Create a third table that connects the two entities:

erDiagram
    PEOPLE {
        string person_id PK
        string sex
        int birth_year
    }

    ADDRESSES {
        string address_id PK
        string settlement
    }

    PERSON_ADDRESS {
        string person_id FK
        string address_id FK
        date valid_from
        date valid_till
    }

    PEOPLE ||--o{ PERSON_ADDRESS : "lives at"
    ADDRESSES ||--o{ PERSON_ADDRESS : "is home of"

The Actual Code

Here’s the SQL we wrote during the hackathon to create the person_address junction table:

-- code/create/person_address.sql
CREATE TABLE person_address AS
SELECT
    manager_id AS person_id,
    address_id,
    valid_from,
    valid_till,
    'manager' AS relation_type
FROM read_csv_auto('input/motherlode-opten_20250104/manage.csv')
WHERE manager_id IS NOT NULL AND address_id IS NOT NULL
UNION ALL
SELECT
    owner_id AS person_id,
    address_id,
    valid_from,
    valid_till,
    'owner' AS relation_type
FROM read_csv_auto('input/motherlode-opten_20250104/own.csv')
WHERE owner_id IS NOT NULL AND address_id IS NOT NULL;

COPY person_address TO 'temp/scd/person_address.parquet' (FORMAT PARQUET);

Notice:

We extract address_id from both manage.csv and own.csv
These are person home addresses (not company addresses!)
We track relation_type to know the source

When You Can Embed (One-to-One)

Some relationships are genuinely one-to-one:

“Everybody has one mother. At least in Hungary. And so then you could directly write it in the entity table.”

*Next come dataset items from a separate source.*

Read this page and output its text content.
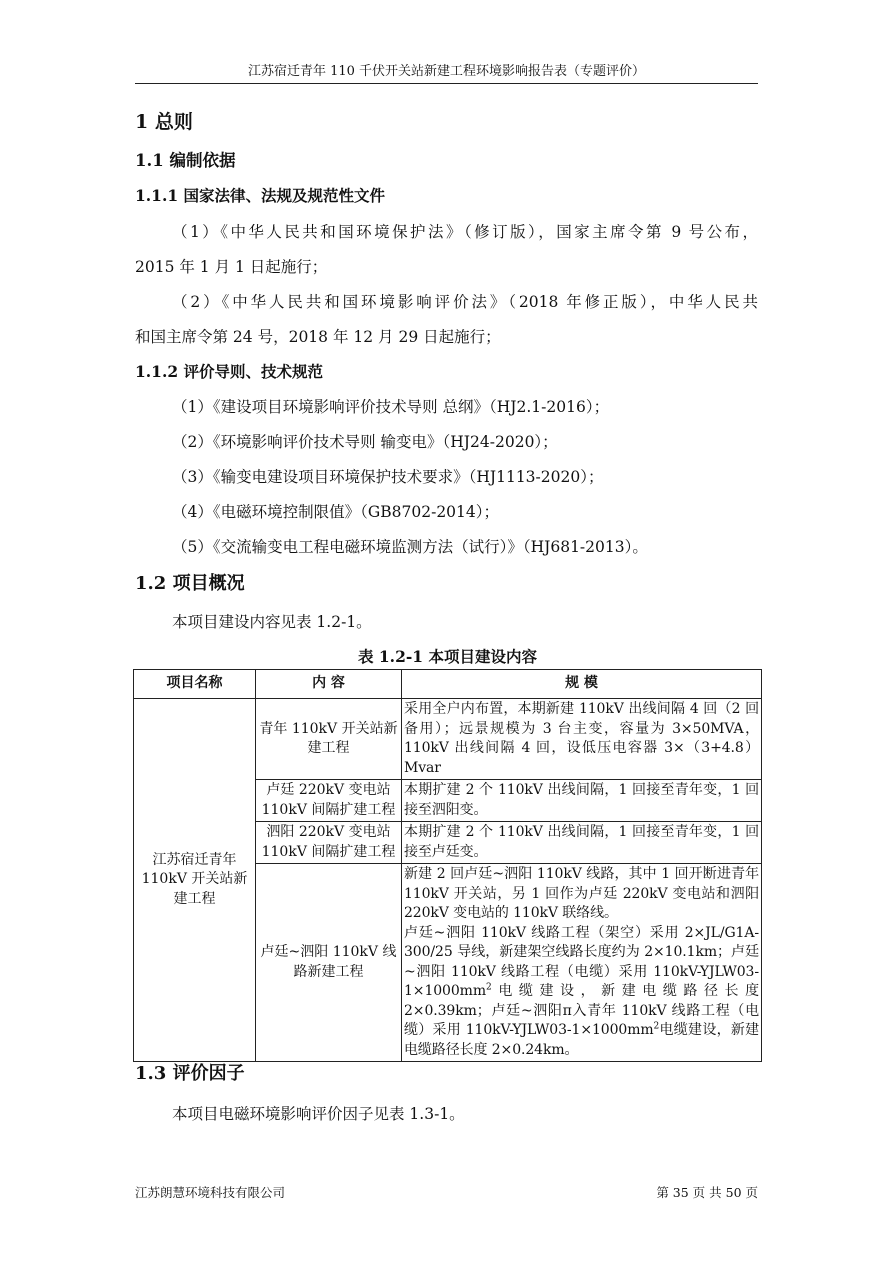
江苏宿迁青年 110 千伏开关站新建工程环境影响报告表（专题评价）
1 总则
1.1 编制依据
1.1.1 国家法律、法规及规范性文件
（1）《中华人民共和国环境保护法》（修订版），国家主席令第 9 号公布，
2015 年 1 月 1 日起施行；
（2）《中华人民共和国环境影响评价法》（2018 年修正版），中华人民共
和国主席令第 24 号，2018 年 12 月 29 日起施行；
1.1.2 评价导则、技术规范
（1）《建设项目环境影响评价技术导则 总纲》（HJ2.1-2016）；
（2）《环境影响评价技术导则 输变电》（HJ24-2020）；
（3）《输变电建设项目环境保护技术要求》（HJ1113-2020）；
（4）《电磁环境控制限值》（GB8702-2014）；
（5）《交流输变电工程电磁环境监测方法（试行）》（HJ681-2013）。
1.2 项目概况
本项目建设内容见表 1.2-1。
表 1.2-1 本项目建设内容
项目名称	内 容	规 模
江苏宿迁青年 110kV 开关站新建工程	青年 110kV 开关站新建工程	采用全户内布置，本期新建 110kV 出线间隔 4 回（2 回备用）；远景规模为 3 台主变，容量为 3×50MVA，110kV 出线间隔 4 回，设低压电容器 3×（3+4.8）Mvar
	卢廷 220kV 变电站 110kV 间隔扩建工程	本期扩建 2 个 110kV 出线间隔，1 回接至青年变，1 回接至泗阳变。
	泗阳 220kV 变电站 110kV 间隔扩建工程	本期扩建 2 个 110kV 出线间隔，1 回接至青年变，1 回接至卢廷变。
	卢廷~泗阳 110kV 线路新建工程	新建 2 回卢廷~泗阳 110kV 线路，其中 1 回开断进青年 110kV 开关站，另 1 回作为卢廷 220kV 变电站和泗阳 220kV 变电站的 110kV 联络线。
卢廷~泗阳 110kV 线路工程（架空）采用 2×JL/G1A-300/25 导线，新建架空线路长度约为 2×10.1km；卢廷~泗阳 110kV 线路工程（电缆）采用 $110kV-YJLW03-1\times 1000mm^2$电缆建设，新建电缆路径长度 2×0.39km；卢廷~泗阳π入青年 110kV 线路工程（电缆）采用 $110kV-YJLW03-1\times 1000mm^2$电缆建设，新建电缆路径长度 2×0.24km。
1.3 评价因子
本项目电磁环境影响评价因子见表 1.3-1。
江苏朗慧环境科技有限公司	第 35 页 共 50 页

In our data, we embed sex and birth_year directly in the people table because each person has (at most) one sex and one birth year.

-- code/create/people.sql
CREATE TABLE people AS
SELECT
    person_id,
    MODE(sex) AS sex,           -- embedded attribute
    MODE(birth_year) AS birth_year  -- embedded attribute
FROM (...)
GROUP BY person_id;

The Bug We Found

We initially put person addresses in the wrong table! The address_id in manage.csv and own.csv looked like it belonged with organization locations.

flowchart TD
    subgraph Wrong["Initial Design (WRONG)"]
        loc1["location table<br/>org → address<br/>including person home addresses!"]
    end

    subgraph Right["Fixed Design (CORRECT)"]
        loc2["location table<br/>org → address<br/>HQ, branch, site only"]
        pa["person_address table<br/>person → address<br/>home addresses"]
    end

    Wrong -->|"FK test failed!"| Right

The FK integrity test caught this:

person_address.address_id -> addresses: FAIL

We had to update addresses.sql to include addresses from manage.csv and own.csv.

The Rule

If there’s any chance the relationship could be many-to-many, make it a separate table from the start.

In our hackathon:

location: org ↔ address (many-to-many over time)
manage: org ↔ person (many-to-many)
own: org ↔ person (many-to-many with share %)
person_address: person ↔ address (many-to-many over time)

All four needed separate junction tables.